A not so rare whole body disease that transcends scientific and clinical specialties
The Norris lab studies connective tissue development and diseases and for the past 25 years researched the genetics of syndromic and non-syndromic cardiovascular diseases like cardiomyopathies. Recently, the Norris lab pivoted to understanding hypermobile Ehlers-Danlos syndrome (hEDS), a "not so rare" connective tissue disease that affects collagen-rich tissues. Using genome editing, mouse models of hEDS were generated to study disease initiation and progression. Guided by one of the largest clinical registries for hEDS, the Norris lab captures important clinical information and patient samples that can be used to improve diagnosis and genetic discoveries, respectively. This talk will focus primarily on background of hEDS, our recent work with hEDS and how involving patients in the research is changing the future of our understanding and treatment of this disease.
This webinar is free and open access for both members and nonmembers.

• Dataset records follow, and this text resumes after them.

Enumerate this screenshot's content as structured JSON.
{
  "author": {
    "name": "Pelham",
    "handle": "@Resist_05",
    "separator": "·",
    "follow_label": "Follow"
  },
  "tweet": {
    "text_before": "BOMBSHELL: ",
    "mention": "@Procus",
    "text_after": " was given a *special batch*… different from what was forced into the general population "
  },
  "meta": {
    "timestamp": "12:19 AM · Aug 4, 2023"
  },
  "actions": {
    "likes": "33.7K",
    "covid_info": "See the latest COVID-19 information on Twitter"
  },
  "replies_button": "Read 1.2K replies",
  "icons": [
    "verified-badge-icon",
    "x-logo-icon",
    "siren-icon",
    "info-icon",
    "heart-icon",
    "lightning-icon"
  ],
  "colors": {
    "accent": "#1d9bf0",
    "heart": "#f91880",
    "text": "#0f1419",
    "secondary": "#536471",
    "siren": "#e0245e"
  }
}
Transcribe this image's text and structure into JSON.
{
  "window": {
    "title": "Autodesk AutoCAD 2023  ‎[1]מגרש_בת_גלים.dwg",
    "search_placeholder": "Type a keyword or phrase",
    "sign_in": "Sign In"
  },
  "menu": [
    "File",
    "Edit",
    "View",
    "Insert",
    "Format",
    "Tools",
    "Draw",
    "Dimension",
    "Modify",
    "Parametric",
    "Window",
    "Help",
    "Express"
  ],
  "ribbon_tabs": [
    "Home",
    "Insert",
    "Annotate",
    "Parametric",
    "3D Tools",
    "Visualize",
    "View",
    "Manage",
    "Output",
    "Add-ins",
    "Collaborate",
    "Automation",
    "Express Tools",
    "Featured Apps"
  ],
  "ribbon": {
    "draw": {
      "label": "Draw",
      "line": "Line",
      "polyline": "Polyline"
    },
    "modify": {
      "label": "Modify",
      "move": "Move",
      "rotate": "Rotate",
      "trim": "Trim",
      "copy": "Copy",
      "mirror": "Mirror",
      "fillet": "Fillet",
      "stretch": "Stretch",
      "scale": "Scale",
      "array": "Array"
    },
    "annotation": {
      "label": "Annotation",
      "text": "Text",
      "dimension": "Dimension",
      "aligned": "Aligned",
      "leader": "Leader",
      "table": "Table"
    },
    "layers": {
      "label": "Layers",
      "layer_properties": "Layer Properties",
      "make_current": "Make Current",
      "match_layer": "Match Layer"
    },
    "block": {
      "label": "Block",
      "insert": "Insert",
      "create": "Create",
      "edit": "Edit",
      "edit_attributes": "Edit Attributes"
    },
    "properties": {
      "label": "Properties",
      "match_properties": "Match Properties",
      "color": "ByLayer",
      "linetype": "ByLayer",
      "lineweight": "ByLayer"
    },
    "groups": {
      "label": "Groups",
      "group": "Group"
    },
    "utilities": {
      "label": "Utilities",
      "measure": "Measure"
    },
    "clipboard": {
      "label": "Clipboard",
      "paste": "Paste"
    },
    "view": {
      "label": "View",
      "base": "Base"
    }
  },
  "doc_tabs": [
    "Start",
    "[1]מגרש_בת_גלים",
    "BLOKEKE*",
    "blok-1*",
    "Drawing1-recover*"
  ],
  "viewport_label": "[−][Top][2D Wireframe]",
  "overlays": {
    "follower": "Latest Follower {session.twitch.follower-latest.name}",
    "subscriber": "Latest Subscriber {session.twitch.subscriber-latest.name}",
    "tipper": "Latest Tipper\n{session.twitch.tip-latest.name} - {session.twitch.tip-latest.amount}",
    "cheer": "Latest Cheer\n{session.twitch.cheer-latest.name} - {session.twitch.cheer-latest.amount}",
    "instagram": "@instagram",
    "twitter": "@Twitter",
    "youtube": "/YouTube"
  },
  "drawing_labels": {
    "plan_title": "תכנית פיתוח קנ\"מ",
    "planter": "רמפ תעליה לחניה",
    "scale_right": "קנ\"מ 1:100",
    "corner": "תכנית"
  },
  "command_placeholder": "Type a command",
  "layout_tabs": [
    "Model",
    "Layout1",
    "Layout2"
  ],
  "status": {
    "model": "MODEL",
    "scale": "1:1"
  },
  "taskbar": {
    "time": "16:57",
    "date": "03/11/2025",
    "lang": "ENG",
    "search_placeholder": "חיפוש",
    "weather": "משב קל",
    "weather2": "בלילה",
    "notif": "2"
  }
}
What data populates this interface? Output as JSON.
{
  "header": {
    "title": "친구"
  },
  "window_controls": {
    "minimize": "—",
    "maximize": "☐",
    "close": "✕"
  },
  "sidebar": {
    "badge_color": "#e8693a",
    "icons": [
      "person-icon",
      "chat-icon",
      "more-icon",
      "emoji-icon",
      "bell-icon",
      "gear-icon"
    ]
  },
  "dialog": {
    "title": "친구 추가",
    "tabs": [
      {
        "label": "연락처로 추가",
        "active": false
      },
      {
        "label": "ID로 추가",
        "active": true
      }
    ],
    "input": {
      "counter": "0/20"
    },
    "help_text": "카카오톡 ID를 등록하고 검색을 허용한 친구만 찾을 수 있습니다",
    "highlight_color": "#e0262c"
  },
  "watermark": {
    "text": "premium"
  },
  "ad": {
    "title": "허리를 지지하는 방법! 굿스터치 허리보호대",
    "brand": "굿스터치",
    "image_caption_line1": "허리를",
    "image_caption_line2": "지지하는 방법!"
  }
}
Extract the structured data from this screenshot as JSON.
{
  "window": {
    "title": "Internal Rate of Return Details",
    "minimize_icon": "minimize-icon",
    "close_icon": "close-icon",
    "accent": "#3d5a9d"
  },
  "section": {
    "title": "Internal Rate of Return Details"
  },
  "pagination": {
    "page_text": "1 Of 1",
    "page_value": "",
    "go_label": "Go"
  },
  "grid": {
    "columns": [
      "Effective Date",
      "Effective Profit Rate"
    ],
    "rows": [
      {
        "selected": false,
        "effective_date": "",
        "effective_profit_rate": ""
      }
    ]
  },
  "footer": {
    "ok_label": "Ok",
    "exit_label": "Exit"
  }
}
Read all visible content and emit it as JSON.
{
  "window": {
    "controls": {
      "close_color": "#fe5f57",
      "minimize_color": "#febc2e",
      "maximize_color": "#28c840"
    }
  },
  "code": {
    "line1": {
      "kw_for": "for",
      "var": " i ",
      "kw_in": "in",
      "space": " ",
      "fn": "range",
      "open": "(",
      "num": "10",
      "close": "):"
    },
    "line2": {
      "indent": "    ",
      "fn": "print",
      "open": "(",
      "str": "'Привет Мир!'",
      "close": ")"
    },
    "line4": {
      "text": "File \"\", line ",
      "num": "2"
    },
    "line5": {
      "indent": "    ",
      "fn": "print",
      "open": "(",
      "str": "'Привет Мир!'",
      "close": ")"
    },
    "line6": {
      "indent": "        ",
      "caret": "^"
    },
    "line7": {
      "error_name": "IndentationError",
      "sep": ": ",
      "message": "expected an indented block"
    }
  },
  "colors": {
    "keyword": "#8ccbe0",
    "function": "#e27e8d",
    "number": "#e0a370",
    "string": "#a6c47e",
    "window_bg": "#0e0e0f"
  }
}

Dr. Russell (Chip) Norris, Medical University of South Carolina
Dr. Norris is a professor in the department of Regenerative Medicine and Cell Biology at MUSC. Originally from Cincinnati, Ohio, he graduated from MUSC in 2000 with a PhD in biomedical sciences with a focus on genetics and molecular biology. Following two postdoctoral fellowship at MUSC he was recruited in 2007 to stay at MUSC and open his research lab. In past 15 years, Dr. Norris rose precipitously through the ranks and has now become full professor with tenure in the department of regenerative medicine and cell biology. His large and integrated lab has orchestrated significant breakthroughs in the fields of genetics and connective tissue disease with papers in Science, Circulation, Nature Genetics and Nature. Through trans-Atlantic collaborations, Dr. Norris has become recognized globally for his work and vision and is frequently a sought after speaker. He has published over 100 scientific articles and has given >200 talks globally. He has a strong dedication to student training and has mentored >100 students either directly or in his capacity as former graduate coordinator. He has a 100% success rate for independent student funding and nearly all graduates have gone on to obtain impressive leadership positions in both academia and industry.
Dr. Cortney Gensemer, Medical University of South Carolina
Cortney is a postdoctoral scholar from Lancaster, Pennsylvania. Cortney graduated from West Chester University of Pennsylvania in 2018 with a bachelor's in Pharmaceutical Product Development. She acheived her PhD in the Norris lab in 2022. Her current research is focused on the genetic and molecular mechanisms of hypermobile Ehlers Danlos Syndrome (hEDS). She hopes to advance diagnostic tools to accurately diagnose hEDS and develop therapies to treat the disease. Beyond basic science, Cortney aims to transform clinical care for hEDS patients through the development of a multidisciplinary EDS clinic made up of clinical experts on the disease. Cortney is also a member of the alliance for disability advocacy at MUSC and is an outspoken advocate for disabilities in STEM.